= 700s BC (decade) =

Decade

This article concerns the period 709 BC – 700 BC.

==Events and trends==
- 708 BC—Traditional date of the foundation of Croton (modern Crotone) by colonists from Achaea.
- 708 BC—Tellis of Sicyon wins the stadion race at the 18th Olympic Games.
- 707 BC—Spring and Autumn period: Duke Zhuang of Zheng defeats the armies of King Huan of Zhou, becoming the first vassal of the ruler of China to revolt.
- 706 BC—Traditional date when Spartan immigrants found Taras (Tarentum, the modern Taranto) colony in southern Italy.
- 706 BC—The Assyrian royal court is moved to Dur-Sharrukin.
- 705 BC—Sennacherib succeeds his father Sargon II.
- 704 BC—Sennacherib moves the capital of Assyria to Nineveh.
- 704 BC—Menos of Megara wins the stadion race at the 19th Olympic Games.
- 701 BC—November 10—King Hezekiah of Judah, backed by the Kingdom of Kush, revolts against King Sennacherib of Assyria. Sennacherib sacks many Israelite cities, but fails in his attempt to take Jerusalem.
- 700 BC—The Scythians start settling in Cimmerian areas, slowly replacing the previous inhabitants.
- 700 BC—End of the Villanovan culture in northern Italy and rise of the Etruscan civilization.
- 700 BC—The Upanishads, a sacred text of Hinduism, are written around this time.
- 700 BC—Atheradas of Laconia wins the stadion race at the 20th Olympic Games.
- 700 BC—Assyrian king Sennacherib launches another campaign into the Chaldean region, where the Babylonian rebel Merodach-Baladan II has been conspiring against him. Merodach-Baladan takes refuge in Elam, north of the Persian Gulf.
- 700 BC—Babylon's Assyrian-raised puppet king Bel-ibni is deposed after a 3-year reign and sent into exile. He is replaced by Sennacherib's son, Ashur-nadin-shumi.
- c. 700 BC—Geometric period of vases ends in Ancient Greece. Orientalizing period of vases starts.
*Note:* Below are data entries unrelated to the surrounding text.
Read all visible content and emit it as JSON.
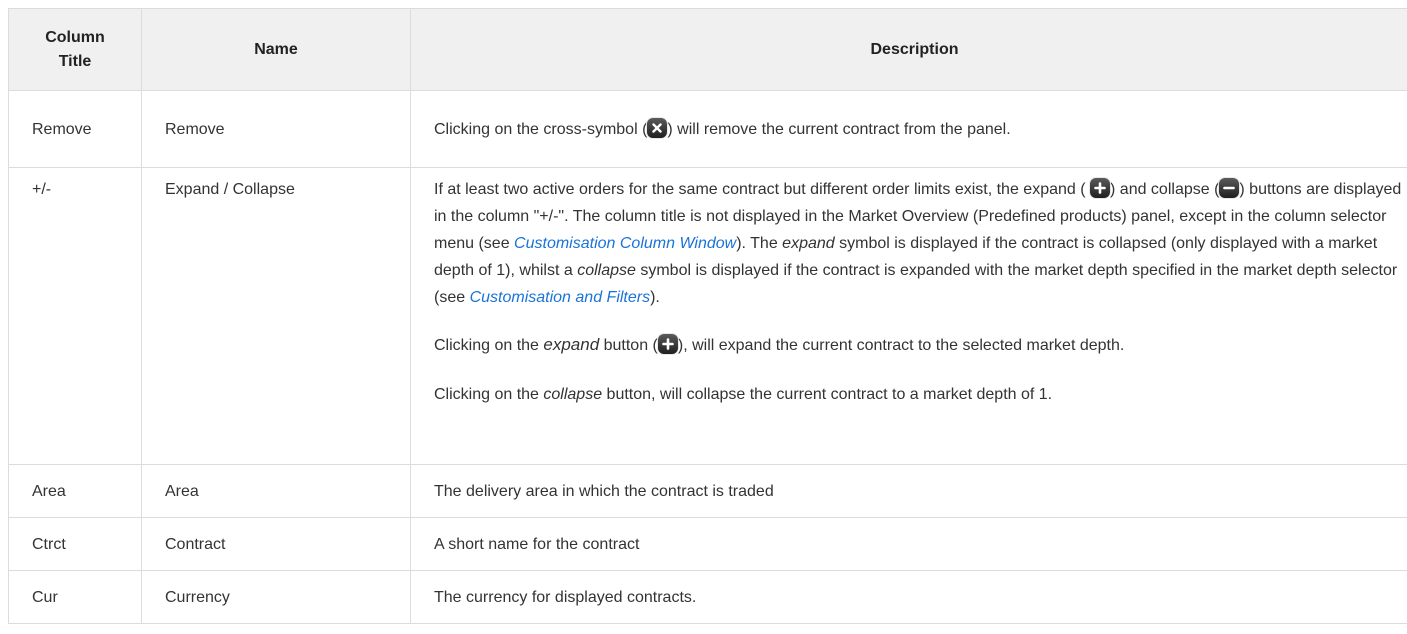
{
  "table": {
    "headers": {
      "column_title": "Column Title",
      "name": "Name",
      "description": "Description"
    },
    "rows": {
      "remove": {
        "title": "Remove",
        "name": "Remove",
        "desc_before": "Clicking on the cross-symbol (",
        "desc_icon": "cross-icon",
        "desc_after": ") will remove the current contract from the panel."
      },
      "expand": {
        "title": "+/-",
        "name": "Expand / Collapse",
        "p1_a": "If at least two active orders for the same contract but different order limits exist, the expand ( ",
        "p1_icon1": "plus-icon",
        "p1_b": ") and collapse (",
        "p1_icon2": "minus-icon",
        "p1_c": ") buttons are displayed in the column \"+/-\". The column title is not displayed in the Market Overview (Predefined products) panel, except in the column selector menu (see ",
        "p1_link1": "Customisation Column Window",
        "p1_d": "). The ",
        "p1_em1": "expand",
        "p1_e": " symbol is displayed if the contract is collapsed (only displayed with a market depth of 1), whilst a ",
        "p1_em2": "collapse",
        "p1_f": " symbol is displayed if the contract is expanded with the market depth specified in the market depth selector (see ",
        "p1_link2": "Customisation and Filters",
        "p1_g": ").",
        "p2_a": "Clicking on the ",
        "p2_em": "expand",
        "p2_b": " button (",
        "p2_icon": "plus-icon",
        "p2_c": "), will expand the current contract to the selected market depth.",
        "p3_a": "Clicking on the ",
        "p3_em": "collapse",
        "p3_b": " button, will collapse the current contract to a market depth of 1."
      },
      "area": {
        "title": "Area",
        "name": "Area",
        "description": "The delivery area in which the contract is traded"
      },
      "ctrct": {
        "title": "Ctrct",
        "name": "Contract",
        "description": "A short name for the contract"
      },
      "cur": {
        "title": "Cur",
        "name": "Currency",
        "description": "The currency for displayed contracts."
      }
    }
  },
  "colors": {
    "header_bg": "#f0f0f0",
    "border": "#dcdcdc",
    "link": "#1a73d9",
    "text": "#333333"
  }
}
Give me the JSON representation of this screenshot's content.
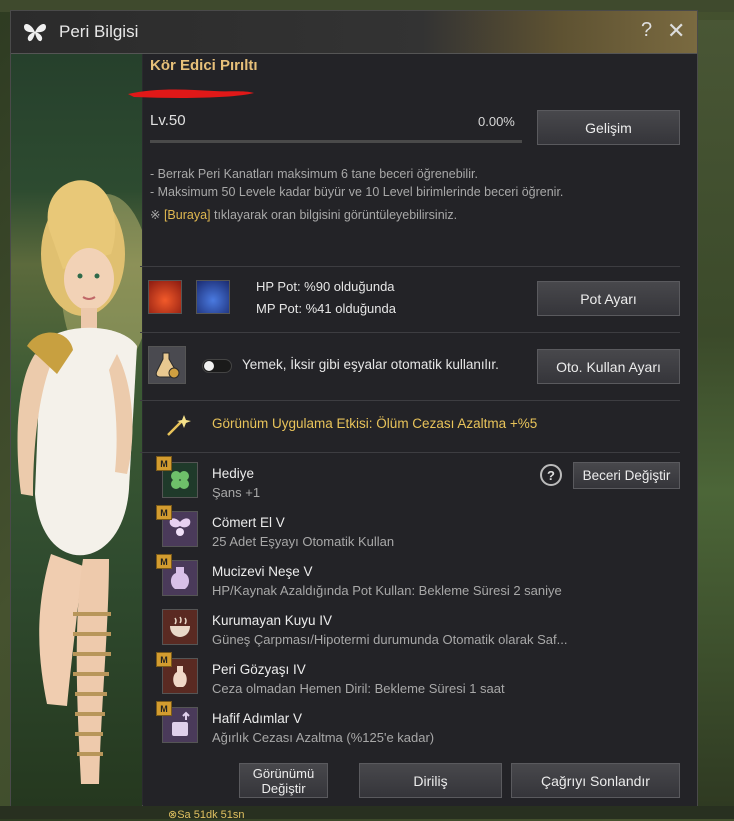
{
  "window": {
    "title": "Peri Bilgisi",
    "help": "?",
    "close": "✕"
  },
  "fairy": {
    "name": "Kör Edici Pırıltı",
    "level": "Lv.50",
    "xp": "0.00%"
  },
  "buttons": {
    "growth": "Gelişim",
    "pot_settings": "Pot Ayarı",
    "auto_use_settings": "Oto. Kullan Ayarı",
    "change_skill": "Beceri Değiştir",
    "change_appearance": "Görünümü Değiştir",
    "revive": "Diriliş",
    "end_summon": "Çağrıyı Sonlandır"
  },
  "info": {
    "line1": "- Berrak Peri Kanatları maksimum 6 tane beceri öğrenebilir.",
    "line2": "- Maksimum 50 Levele kadar büyür ve 10 Level birimlerinde beceri öğrenir.",
    "line3_prefix": "※ ",
    "line3_link": "[Buraya]",
    "line3_suffix": " tıklayarak oran bilgisini görüntüleyebilirsiniz."
  },
  "pots": {
    "hp": "HP Pot: %90 olduğunda",
    "mp": "MP Pot: %41 olduğunda"
  },
  "auto_use": {
    "text": "Yemek, İksir gibi eşyalar otomatik kullanılır.",
    "toggle_on": false
  },
  "effect": {
    "text": "Görünüm Uygulama Etkisi: Ölüm Cezası Azaltma +%5"
  },
  "skills": [
    {
      "name": "Hediye",
      "desc": "Şans +1",
      "badge": "M",
      "icon": "clover-icon"
    },
    {
      "name": "Cömert El V",
      "desc": "25 Adet Eşyayı Otomatik Kullan",
      "badge": "M",
      "icon": "fairy-icon"
    },
    {
      "name": "Mucizevi Neşe V",
      "desc": "HP/Kaynak Azaldığında Pot Kullan: Bekleme Süresi 2 saniye",
      "badge": "M",
      "icon": "potion-icon"
    },
    {
      "name": "Kurumayan Kuyu IV",
      "desc": "Güneş Çarpması/Hipotermi durumunda Otomatik olarak Saf...",
      "badge": "",
      "icon": "bowl-icon"
    },
    {
      "name": "Peri Gözyaşı IV",
      "desc": "Ceza olmadan Hemen Diril: Bekleme Süresi 1 saat",
      "badge": "M",
      "icon": "tear-vial-icon"
    },
    {
      "name": "Hafif Adımlar V",
      "desc": "Ağırlık Cezası Azaltma (%125'e kadar)",
      "badge": "M",
      "icon": "weight-icon"
    }
  ],
  "background": {
    "timer": "⊗Sa 51dk 51sn"
  },
  "colors": {
    "accent": "#e7c07a",
    "effect": "#e8c35a",
    "badge": "#d39c2f",
    "panel": "#232327"
  }
}
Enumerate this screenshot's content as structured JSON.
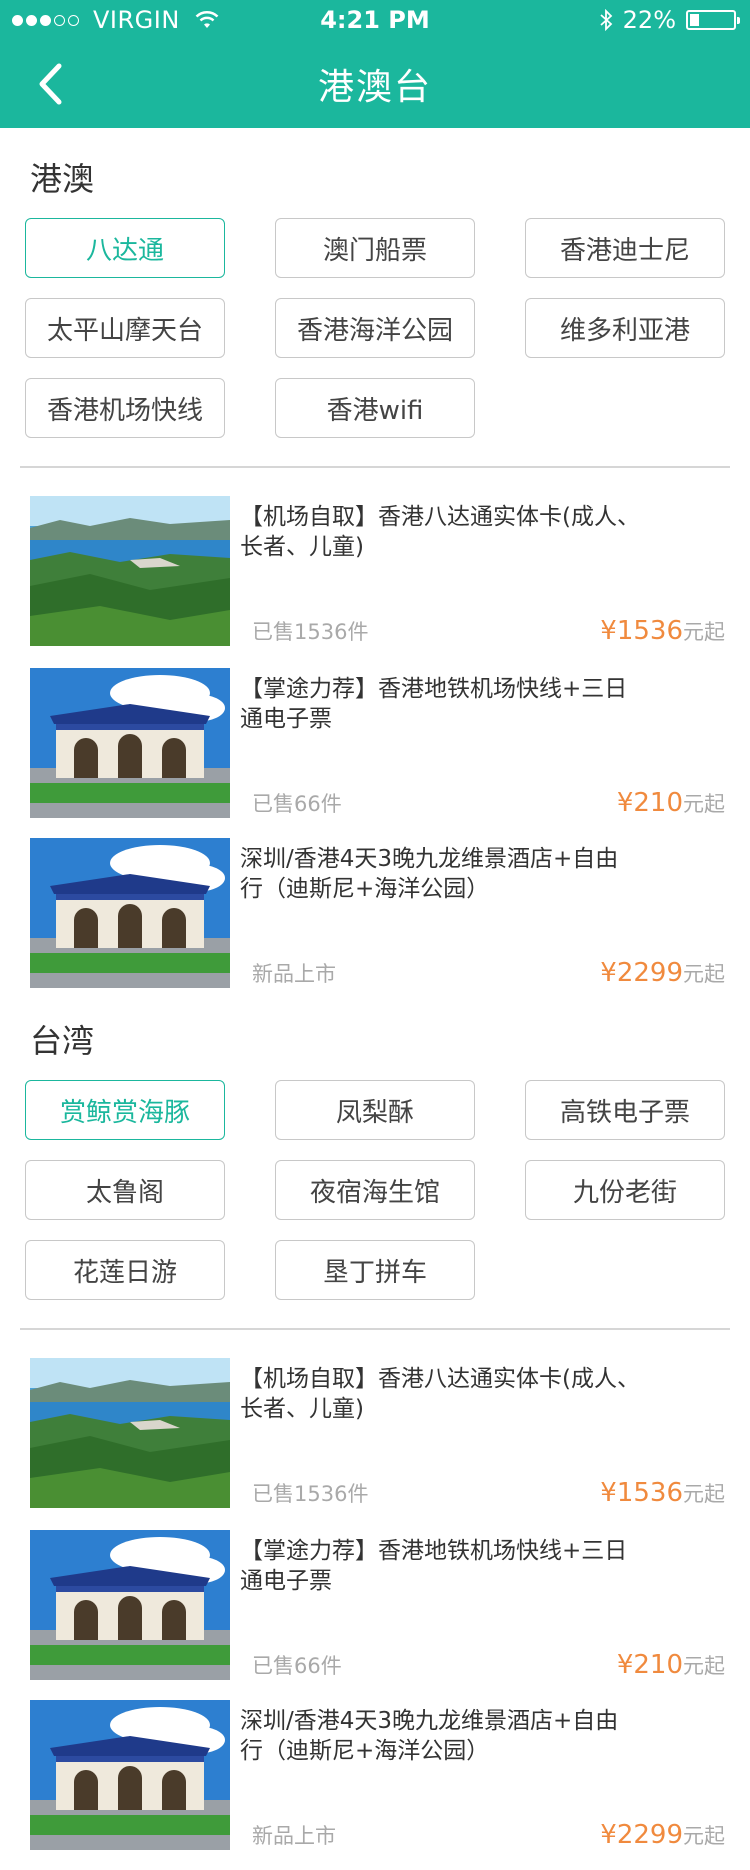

It starts in Corinth.
- c. 700 BC—Hesiod writes "Theogony".
- c. 700 BC–509 BC—Etruscan supremacy period in Italy.
- c. 700 BC — Construction of the Temple of Yeha in Ethiopia
- After c. 700 BC – Cities again begin to appear on the Indian subcontinent, especially in the north.

==Deaths==
- 705 BC—Sargon II, king of Assyria.
- 705 BC—Marquis Xiaozi of Jin, ruler of the state of Jin.
- 704 BC—Duke Xian of Qin
- 702 BC—Merodach Baladan, Babylonian ruler
- 702 BC—Shabaka, Kushite pharaoh of the Twenty-fifth Dynasty of Egypt
- 701 BC—Duke Zhuang of Zheng, China.

== Births ==
- 708 BC—Chuzi I, duke of Qin
- 705 BC—Achaemenes, eponymous apical ancestor of the Achaemenid dynasty of rulers from Persis.
- 700 BC—Mentuemhat, Egyptian government official.